Grant Details
Grant Number: |
1R01CA240646-01A1 Interpret this number |
Primary Investigator: |
Rohan, Thomas |
Organization: |
Albert Einstein College Of Medicine |
Project Title: |
Tmem, Menacalc, and Menainv as Prognostic and Predictive Markers for Breast Cancer Metastasis |
Fiscal Year: |
2020 |
Abstract
ABSTRACT
Breast cancer mortality is largely attributable to systemic, hematogenously-disseminated metastatic disease.
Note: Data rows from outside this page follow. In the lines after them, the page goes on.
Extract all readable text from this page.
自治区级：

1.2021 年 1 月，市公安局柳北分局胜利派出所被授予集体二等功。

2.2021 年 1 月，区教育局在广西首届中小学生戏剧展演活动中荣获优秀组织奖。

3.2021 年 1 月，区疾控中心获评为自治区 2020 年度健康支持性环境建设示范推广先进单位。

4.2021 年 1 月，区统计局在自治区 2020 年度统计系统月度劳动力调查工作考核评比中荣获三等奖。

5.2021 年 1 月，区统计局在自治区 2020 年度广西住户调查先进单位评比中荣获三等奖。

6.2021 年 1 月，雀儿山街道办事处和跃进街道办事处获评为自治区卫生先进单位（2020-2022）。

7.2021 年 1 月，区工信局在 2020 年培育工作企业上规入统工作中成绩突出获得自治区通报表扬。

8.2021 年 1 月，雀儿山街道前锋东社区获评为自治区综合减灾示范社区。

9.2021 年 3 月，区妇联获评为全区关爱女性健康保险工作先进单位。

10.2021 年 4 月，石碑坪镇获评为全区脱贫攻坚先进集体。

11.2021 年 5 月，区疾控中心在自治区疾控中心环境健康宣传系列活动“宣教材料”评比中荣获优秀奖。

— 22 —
Given the limitations of current prognostic criteria, new methods to identify tumors likely to metastasize and
respond to therapy are needed. Multiphoton-based intravital imaging has shown that invasive carcinoma cells
in rodent mammary tumors intravasate via peri-vascular structures containing a Mena over-expressing tumor
cell, a macrophage, and an endothelial cell, all contacting each other. This tri-partite arrangement of cells
facilitates entry of carcinoma cells into the blood vessel. We have identified this microenvironment in human
breast cancer samples using a triple immunostain for formalin-fixed paraffin-embedded tissue that simultan-
eously labels the 3 cell types. We call the direct apposition of these 3 cell types “TMEM”, for Tumor Micro-
Environment of Metastasis. Recently, in a cohort of patients at Kaiser Permanente (KP), we showed that
TMEM was positively associated with risk of distant metastasis in ER+/HER2- breast cancer independently of
IHC4, a composite immunohistochemical score (based on ER, PR, HER2, Ki67) that provides prognostic
information comparable to the Oncotype Dx® Recurrence Score (RS). Extension of this work to encompass
comparison to other recently developed prognostic markers (e.g., PAM50) is now warranted. For TMEM, the
invasive carcinoma cells are identified using a protein marker for invasive and migratory cancer cells called
“Mena”, which has multiple splice variants: Mena11a is an anti-metastatic isoform expressed in epithelial-like
but not mesenchymal-like tumor cells, while Mena invasive (MenaINV) confers a potent pro-metastatic pheno-
type in mesenchymal-like tumor cells. Recently, we used multiplex quantitative immunofluorescence to
estimate the abundance of Mena lacking its anti-metastatic Mena11a isoform. We showed that this marker,
Menacalc, which reflects the relative amount of epithelial-mesenchymal transition (EMT) that a tumor has
undergone so that tumor cells can participate in TMEM assembly and interact with TMEMs, was positively
associated with risk of breast cancer death. We now propose to: examine the association of these markers
(Menacalc/MenaINV/TMEM) with risk of distant metastasis both in a case-control study of 600 case-control pairs
nested in an expanded KP cohort of 8769 breast cancer cases, and in 1000 breast cancer cases sampled from
the B28 trial (which assessed the value of paclitaxel as adjuvant chemotherapy); examine the association with
risk of distant metastasis of the strongest TMEM-related marker or marker combination in comparison to and in
addition to IHC4 and PAM50 (KP study) and Oncotype Dx® RS and PAM50 (B28 study) [~2/3 of the B28 study
sample will have Oncotype Dx® RS results available]); examine whether TMEM-related marker or marker
combination predicts response to therapy (in B28); and externally validate in the B28 study population the
TMEM/Mena score (the combination of TMEM, Menacalc, MenaINV most strongly associated with risk)
developed in the KP study population.